Coca-Cola is the world’s largest soft drink manufacturer, and one of the most recognised brands in the world. Yet for many people throughout Latin America, it is instead known for its use of human rights abuses to quash the unionisation of its workers. The centre of this dispute has been the bottling plants throughout Colombia, the most dangerous place in the world in which to organise a union, where workers have been targeted by a concerted campaign of violence, kidnappings, and even murder. In fact, since 1990, nine union leaders have been killed by paramilitary organisations with known links to Coca Cola management. In 2001 and 2006 the American-based United Steelworkers and the International Labor Rights Fund brought lawsuits against Coca Cola on behalf of SINALTRAINAL, the Colombian food and beverage union. In spite of multiple testimonies and independent reports corroborating their allegations, a Miami court found in favour of Coca Cola, and all charges were dropped.
While the Colombian case is perhaps the most well-known Coca Cola controversy, it is by no means the only one. Guatemalan workers have reported similar abuses, while Coca Cola’s sugar suppliers in El Salvador have been documented using child labour in dangerous and exhausting sugarcane harvesting. In Mexico, the country with the world’s highest per-capita consumption of Coca Cola, the company has been accused of building a monopoly, avoiding taxes, and using its political and economic clout to buy up vital water concessions for bottling and dumping, many of which lie within indigenous areas.

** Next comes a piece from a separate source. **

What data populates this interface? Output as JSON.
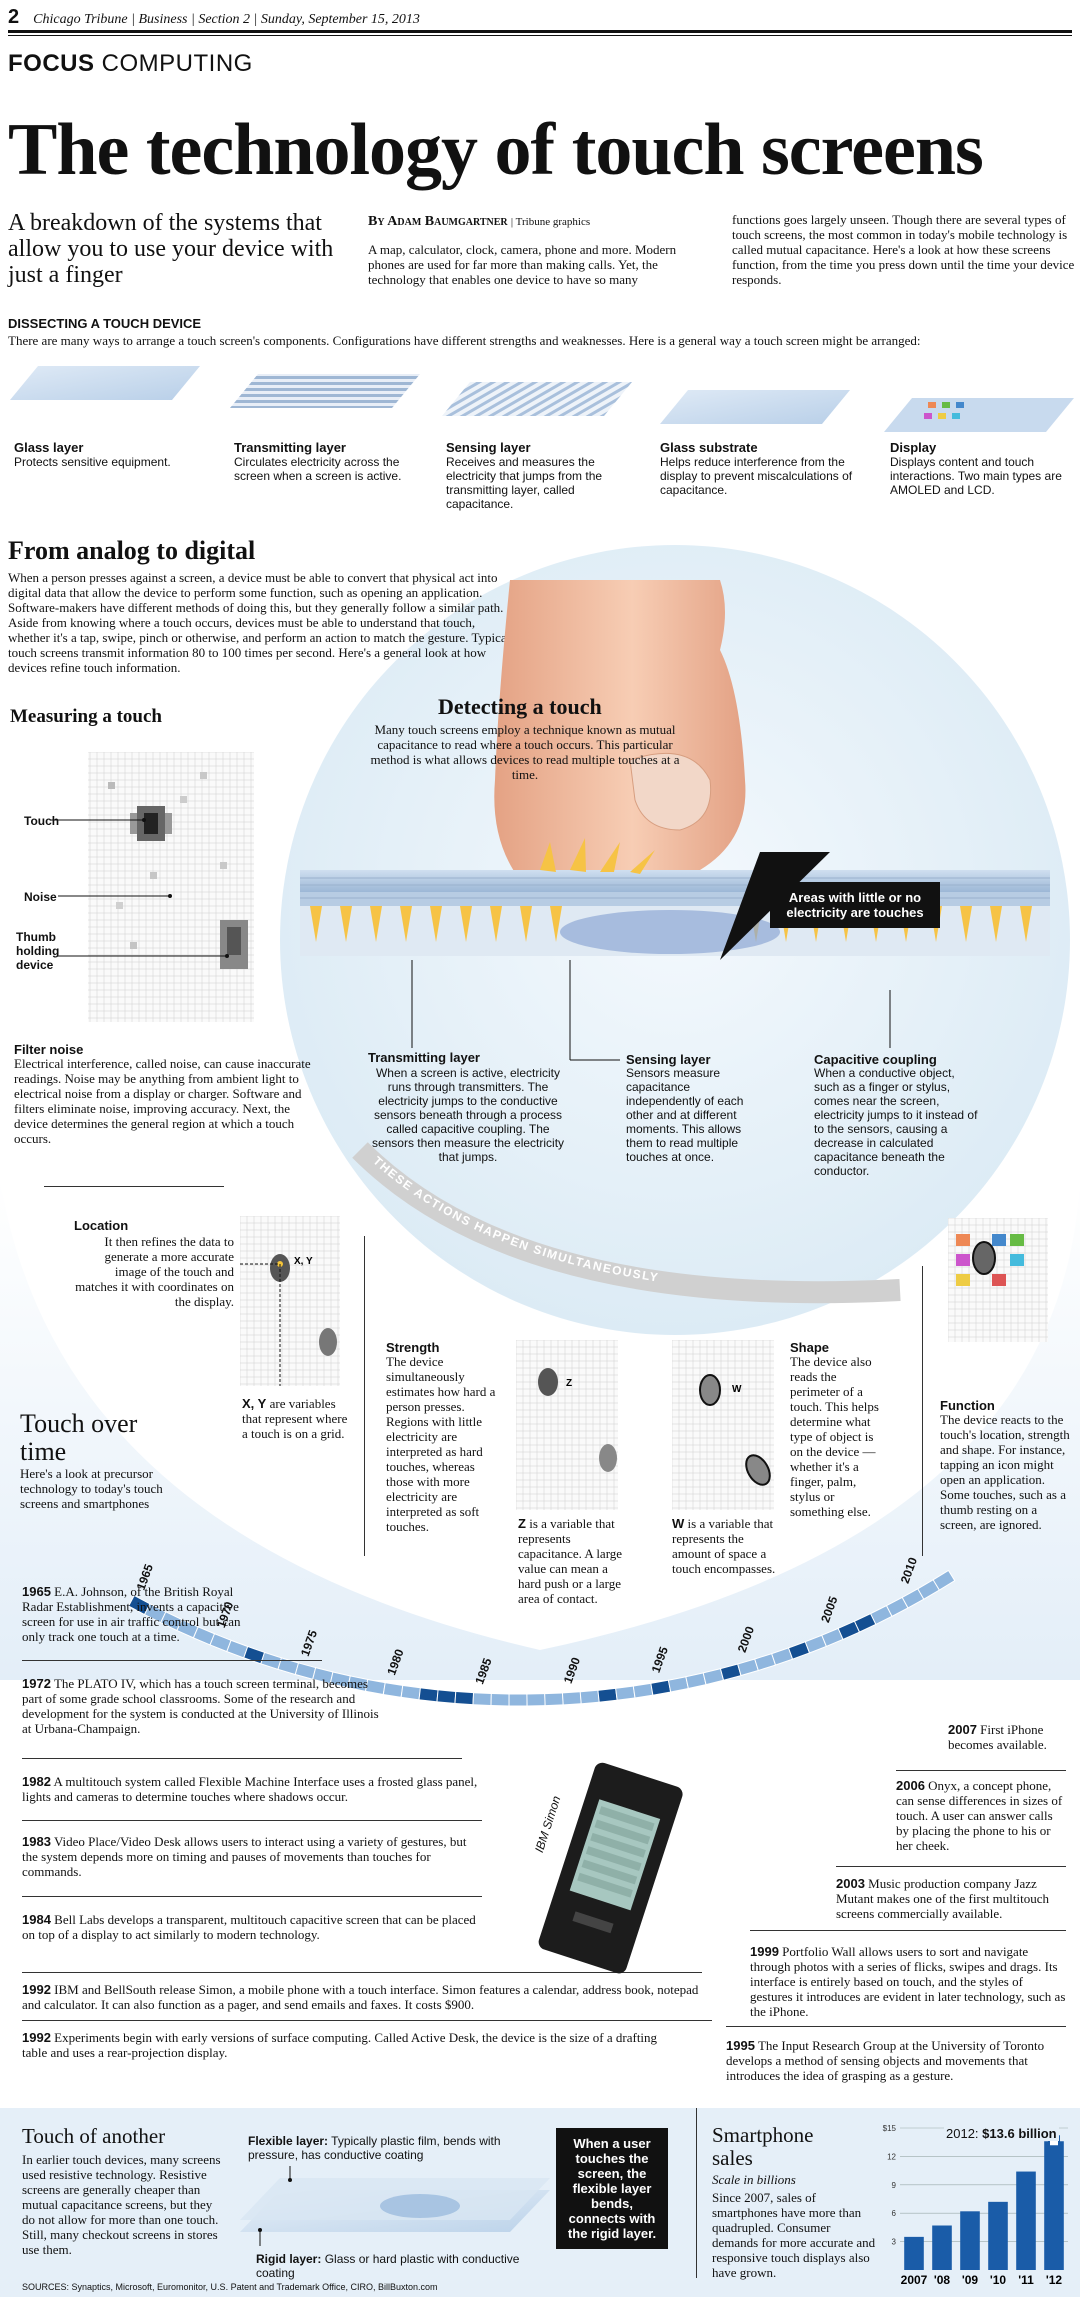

LASC has been an active source of support during these disputes. In 2003, LASC hosted two members of SINALTRAINAL, giving them a platform and a chance to express their views without fear of repression. LASC member Gearóid Ó Loingsigh also went to Bogotá as part of this mutual exchange, and interviewed SINALTRAINAL president Javier Correa. We also campaigned extensively to boycott Coca Cola products, reaching several important successes and alliances including the support of well-known bars in Belfast and Derry, SIPTU, and the Student Unions of Trinity College and UCD.